Later, sitting at the kitchen table waiting for the milk to heat for cocoa, Nadine leaned back in her chair. Our run had drained the tension from her body, and she was ready to talk. “I was aware of Theo Brokaw,” she said. “Not that he was the one; just that Abby and he were acquainted. When she was finishing her dissertation, Abby needed a summer without distractions, and she rented a cottage at Stony Lake. Theo Brokaw was her neighbour. He was working on a book, and he, too, required solitude.”

“Myra wasn’t there?”

“Abby never mentioned her, but she did speak highly of Theo. She said he’d read her dissertation and asked all the right questions.”

“A mentor,” I said. “Someone she could trust.”

“What’s going to happen to him?” Nadine asked.

“Zack should be home in a while, he can give you a general idea, but Theo’s his client, now, so… ”

“I understand.” Nadine stood. “Joanne, is there a church near here where I could go to mass tonight? One within walking distance?”

“Holy Rosary,” I said. “But it’s a long walk.”

“I need a long walk,” she said. “My mind is crowded with thoughts that have no place in a church.”

When she was leaving for mass, Nadine started to put on her pea jacket. “You’ll freeze in that,” I said. “Wear Taylor’s jacket and snow pants. I can drop your clothes off at the Chelton tomorrow morning.”

“Thank you,” Nadine said. “But please don’t bring the clothes to the hotel. I’d welcome an excuse to come back for a visit.”

When Zack came through the front door, he looked like himself again. “I think I could handle a martini,” he said.

“Nothing like a red-meat case to bring a guy back from the brink,” I said.

Zack grinned. “And this case is going to be a doozy.”

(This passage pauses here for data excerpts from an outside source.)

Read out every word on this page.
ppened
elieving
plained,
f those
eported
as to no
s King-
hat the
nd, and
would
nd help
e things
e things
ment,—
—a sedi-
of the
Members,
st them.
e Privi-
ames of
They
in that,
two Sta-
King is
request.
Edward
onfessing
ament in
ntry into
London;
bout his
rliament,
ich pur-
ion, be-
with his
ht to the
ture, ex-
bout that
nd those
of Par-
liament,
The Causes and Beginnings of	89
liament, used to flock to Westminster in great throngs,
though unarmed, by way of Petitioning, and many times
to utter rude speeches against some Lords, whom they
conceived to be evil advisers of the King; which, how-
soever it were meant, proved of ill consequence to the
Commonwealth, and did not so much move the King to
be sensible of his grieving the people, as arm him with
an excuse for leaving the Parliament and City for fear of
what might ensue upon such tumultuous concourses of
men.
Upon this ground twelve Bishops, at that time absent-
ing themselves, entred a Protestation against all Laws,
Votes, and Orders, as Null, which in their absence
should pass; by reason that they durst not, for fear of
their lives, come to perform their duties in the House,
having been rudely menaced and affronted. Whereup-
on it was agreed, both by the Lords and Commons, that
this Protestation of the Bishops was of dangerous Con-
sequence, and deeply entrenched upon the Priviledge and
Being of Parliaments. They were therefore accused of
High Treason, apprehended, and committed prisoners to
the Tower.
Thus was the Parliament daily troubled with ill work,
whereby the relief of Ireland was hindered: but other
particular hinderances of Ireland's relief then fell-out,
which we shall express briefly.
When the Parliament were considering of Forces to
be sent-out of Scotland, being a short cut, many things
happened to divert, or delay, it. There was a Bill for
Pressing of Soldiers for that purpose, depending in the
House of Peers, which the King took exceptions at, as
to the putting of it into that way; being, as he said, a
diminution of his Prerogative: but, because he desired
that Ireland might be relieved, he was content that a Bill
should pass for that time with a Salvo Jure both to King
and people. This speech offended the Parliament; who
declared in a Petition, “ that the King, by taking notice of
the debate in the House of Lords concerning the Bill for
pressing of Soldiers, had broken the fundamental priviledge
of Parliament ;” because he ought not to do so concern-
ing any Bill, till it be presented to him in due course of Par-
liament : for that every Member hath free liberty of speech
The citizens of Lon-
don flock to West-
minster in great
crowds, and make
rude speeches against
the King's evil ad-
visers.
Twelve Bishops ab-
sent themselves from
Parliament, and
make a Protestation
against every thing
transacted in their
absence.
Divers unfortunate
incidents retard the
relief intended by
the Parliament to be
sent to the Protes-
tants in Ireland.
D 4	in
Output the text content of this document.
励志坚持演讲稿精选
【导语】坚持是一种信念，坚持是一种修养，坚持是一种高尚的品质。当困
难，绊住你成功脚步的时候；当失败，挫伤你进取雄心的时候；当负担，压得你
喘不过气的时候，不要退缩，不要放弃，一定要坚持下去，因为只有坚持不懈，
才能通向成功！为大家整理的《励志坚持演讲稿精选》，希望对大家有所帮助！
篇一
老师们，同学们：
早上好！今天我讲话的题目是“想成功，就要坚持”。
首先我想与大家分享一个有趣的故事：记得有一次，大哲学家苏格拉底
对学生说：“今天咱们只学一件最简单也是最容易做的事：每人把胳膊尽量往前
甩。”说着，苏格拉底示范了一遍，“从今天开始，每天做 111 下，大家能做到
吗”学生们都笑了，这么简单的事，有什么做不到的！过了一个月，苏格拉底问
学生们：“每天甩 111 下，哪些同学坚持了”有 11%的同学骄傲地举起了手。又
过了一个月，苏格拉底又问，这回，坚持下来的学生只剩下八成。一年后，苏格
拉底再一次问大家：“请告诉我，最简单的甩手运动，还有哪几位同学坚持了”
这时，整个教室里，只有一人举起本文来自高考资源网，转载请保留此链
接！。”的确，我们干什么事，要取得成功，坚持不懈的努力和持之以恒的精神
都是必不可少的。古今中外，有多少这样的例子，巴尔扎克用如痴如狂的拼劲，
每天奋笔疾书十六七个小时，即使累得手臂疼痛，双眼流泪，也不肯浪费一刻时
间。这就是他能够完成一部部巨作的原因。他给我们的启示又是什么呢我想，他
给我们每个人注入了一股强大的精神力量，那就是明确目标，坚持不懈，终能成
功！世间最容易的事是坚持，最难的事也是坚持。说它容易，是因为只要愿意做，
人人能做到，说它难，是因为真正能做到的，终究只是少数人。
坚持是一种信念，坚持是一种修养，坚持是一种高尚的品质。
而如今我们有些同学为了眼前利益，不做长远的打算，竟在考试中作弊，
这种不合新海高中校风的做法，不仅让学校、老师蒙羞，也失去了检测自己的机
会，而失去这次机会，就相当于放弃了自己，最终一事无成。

“What’s going to happen to Theo?”

“Well, the only way out, if the facts can be proved – and they will be proved – is to show that Theo had no capacity to form intent. There are differing intents for murder and manslaughter. I’m going to be straddling a fine line. I need to prove Theo had no capacity to form intent when he killed Abby, but that will be difficult if the Crown can prove that despite Theo’s brain damage, there were moments when he did remember his relationship with her.”

“And there were those moments,” I said. “There were also e-mails revealing the nature of his relationship with Abby. Myra found them.”